Lauren September Poeta de l’Université Western à London, en Ontario, et ses coauteurs estiment que jusqu’à 80 % des tsantsas actuellement conservés dans des collections du monde entier sont d’origine commerciale, et il existe très peu de méthodes fiables capables de déterminer leur véritable origine. Les conservateurs se sont généralement appuyés sur des inspections visuelles ou la tomodensitométrie pour l’authentification. Mais Poète et al. notez que quatre caractéristiques clés sont mal résolues à l’aide de la tomodensitométrie standard : la couture, l’anatomie de l’œil, l’anatomie de l’oreille et l’anatomie du cuir chevelu. Ils ont donc décidé de voir s’ils pouvaient améliorer la résolution de ces caractéristiques en combinant la tomodensitométrie avec la micro-tomodensitométrie à haute résolution, une approche connue sous le nom de tomographie corrélative.
L’équipe a utilisé un tsantsa de la collection du Chatham-Kent Museum à Chatham, Ontario, acquis par le musée dans les années 1940 auprès d’une famille locale qui l’avait acheté alors qu’il explorait le bassin amazonien. La seule note d’origine était qu’il provenait des « Indiens péruviens », et il n’y avait aucune preuve définitive que les Chatham tsantsa était l’article authentique. Les chercheurs ont effectué une tomodensitométrie clinique de l’objet entier et deux micro-tomodensitométries – l’une de la tête entière, l’autre une analyse haute résolution d’une partie du cuir chevelu – à l’aide d’une machine du Musée d’archéologie de l’Ontario.

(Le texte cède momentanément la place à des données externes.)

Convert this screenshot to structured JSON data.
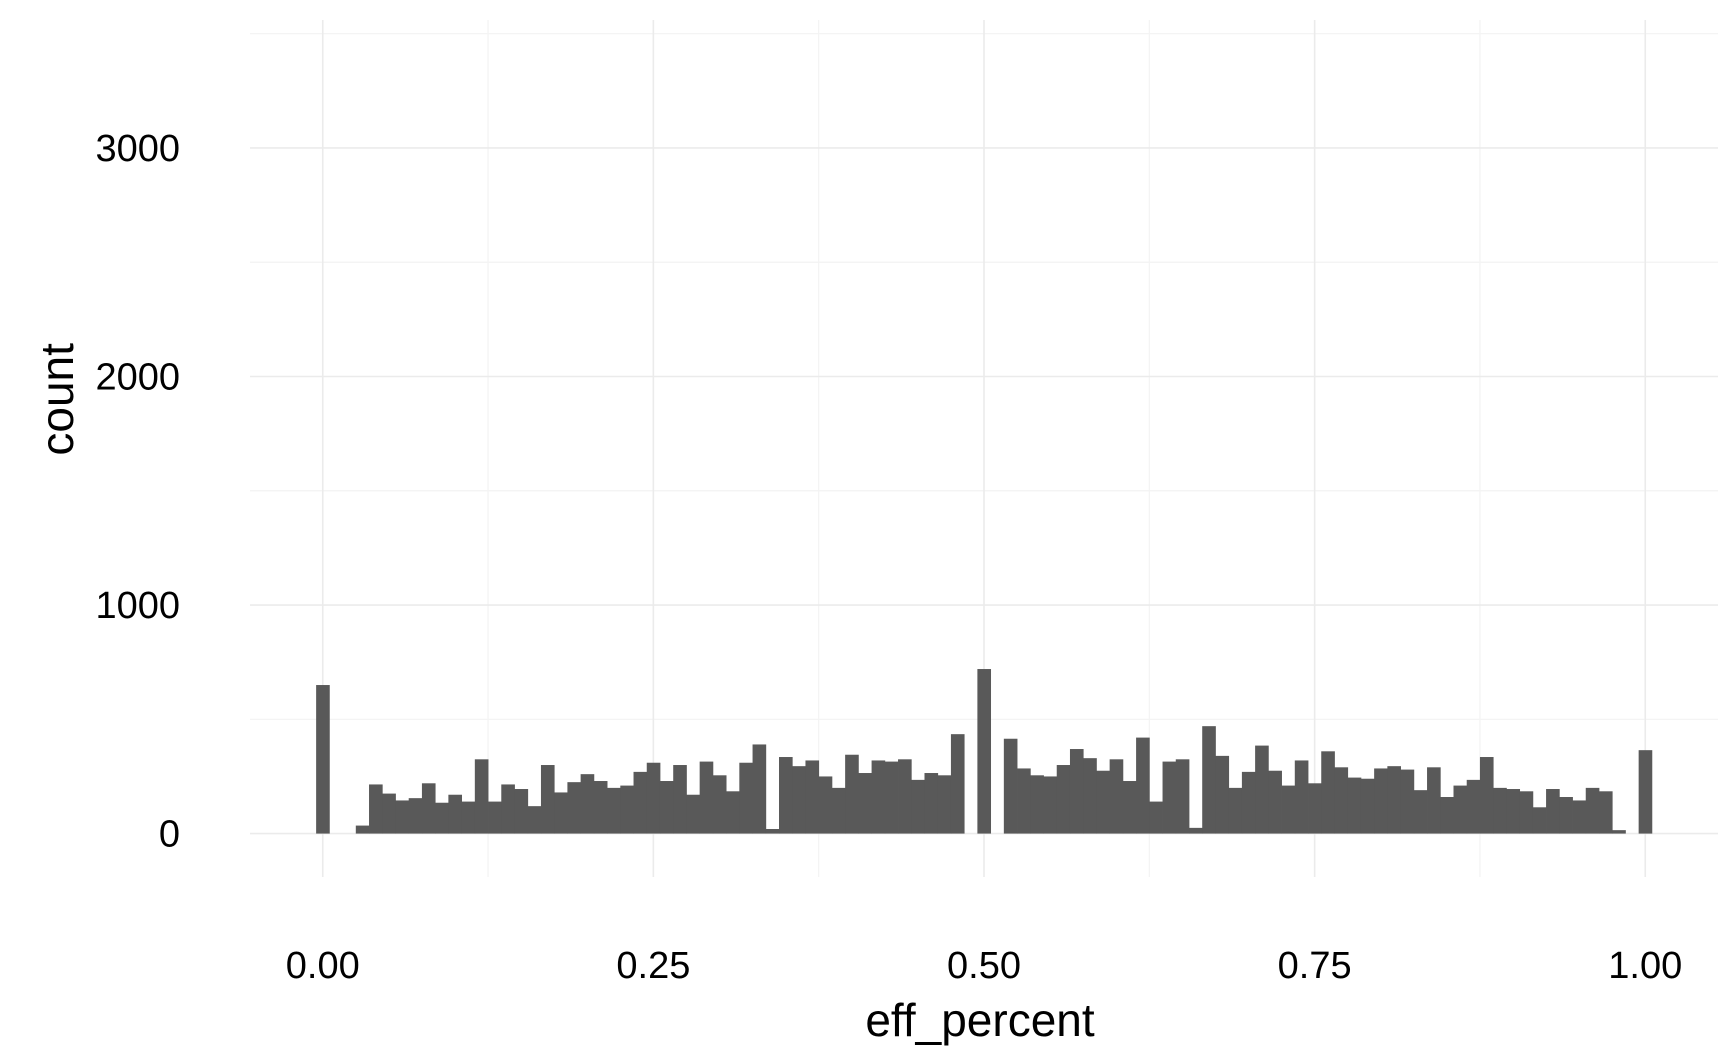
{
  "chart_data": {
    "type": "bar",
    "subtype": "histogram",
    "title": "",
    "xlabel": "eff_percent",
    "ylabel": "count",
    "xlim": [
      -0.055,
      1.055
    ],
    "ylim": [
      -190,
      3560
    ],
    "x_ticks": [
      0.0,
      0.25,
      0.5,
      0.75,
      1.0
    ],
    "x_tick_labels": [
      "0.00",
      "0.25",
      "0.50",
      "0.75",
      "1.00"
    ],
    "y_ticks": [
      0,
      1000,
      2000,
      3000
    ],
    "y_tick_labels": [
      "0",
      "1000",
      "2000",
      "3000"
    ],
    "grid": true,
    "bar_color": "#595959",
    "bin_width": 0.01,
    "bins": {
      "x": [
        0.0,
        0.01,
        0.02,
        0.03,
        0.04,
        0.05,
        0.06,
        0.07,
        0.08,
        0.09,
        0.1,
        0.11,
        0.12,
        0.13,
        0.14,
        0.15,
        0.16,
        0.17,
        0.18,
        0.19,
        0.2,
        0.21,
        0.22,
        0.23,
        0.24,
        0.25,
        0.26,
        0.27,
        0.28,
        0.29,
        0.3,
        0.31,
        0.32,
        0.33,
        0.34,
        0.35,
        0.36,
        0.37,
        0.38,
        0.39,
        0.4,
        0.41,
        0.42,
        0.43,
        0.44,
        0.45,
        0.46,
        0.47,
        0.48,
        0.49,
        0.5,
        0.51,
        0.52,
        0.53,
        0.54,
        0.55,
        0.56,
        0.57,
        0.58,
        0.59,
        0.6,
        0.61,
        0.62,
        0.63,
        0.64,
        0.65,
        0.66,
        0.67,
        0.68,
        0.69,
        0.7,
        0.71,
        0.72,
        0.73,
        0.74,
        0.75,
        0.76,
        0.77,
        0.78,
        0.79,
        0.8,
        0.81,
        0.82,
        0.83,
        0.84,
        0.85,
        0.86,
        0.87,
        0.88,
        0.89,
        0.9,
        0.91,
        0.92,
        0.93,
        0.94,
        0.95,
        0.96,
        0.97,
        0.98,
        0.99,
        1.0
      ],
      "counts": [
        650,
        0,
        0,
        35,
        215,
        175,
        145,
        155,
        220,
        135,
        170,
        140,
        325,
        140,
        215,
        195,
        120,
        300,
        180,
        225,
        260,
        230,
        200,
        210,
        270,
        310,
        230,
        300,
        170,
        315,
        255,
        185,
        310,
        390,
        20,
        335,
        295,
        320,
        250,
        200,
        345,
        265,
        320,
        315,
        325,
        235,
        265,
        255,
        435,
        0,
        720,
        0,
        415,
        285,
        255,
        250,
        300,
        370,
        330,
        275,
        325,
        230,
        420,
        140,
        315,
        325,
        25,
        470,
        340,
        200,
        270,
        385,
        275,
        210,
        320,
        220,
        360,
        290,
        245,
        240,
        285,
        295,
        280,
        190,
        290,
        160,
        210,
        235,
        335,
        200,
        195,
        185,
        115,
        195,
        160,
        145,
        200,
        185,
        15,
        0,
        365
      ]
    }
  }
}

Poeta et ses collègues ont confirmé que le Chatham tsantsa est fait de véritables restes humains, bien qu’ils n’aient pas pu déterminer s’il s’agissait d’une fabrication cérémonielle ou commerciale. La coupe grossière à l’arrière du crâne et l’utilisation de la double dissimulation sont conformes à la première, mais du fil moderne a été utilisé pour coudre l’incision, les yeux et les lèvres, ce qui suggère une production commerciale. « En fait, il se peut que la distinction entre fabrication cérémonielle et fabrication commerciale soit plus difficile à définir qu’on ne le croit généralement, car la pratique de la création tsantsas existe probablement sur un spectre plutôt que sur une dichotomie soit/ou », ont écrit les auteurs.
On pourrait en apprendre davantage en soumettant tsantsas de provenance connue à l’imagerie tomographique corrélative. Les auteurs ont conclu que si la tomodensitométrie conventionnelle reste utile pour reconstruire une visualisation de base de ces artefacts fascinants – permettant aux chercheurs de les examiner de près sans risquer de les endommager par des manipulations répétées – la micro-tomodensitométrie peut déterminer si un objet donné tsantsas est fait de matériaux humains et fournit des détails à plus haute résolution pour des caractéristiques spécifiques.
DOI : PLoS ONE, 2022. 10.1371/journal.pone.0270305 (À propos des DOI).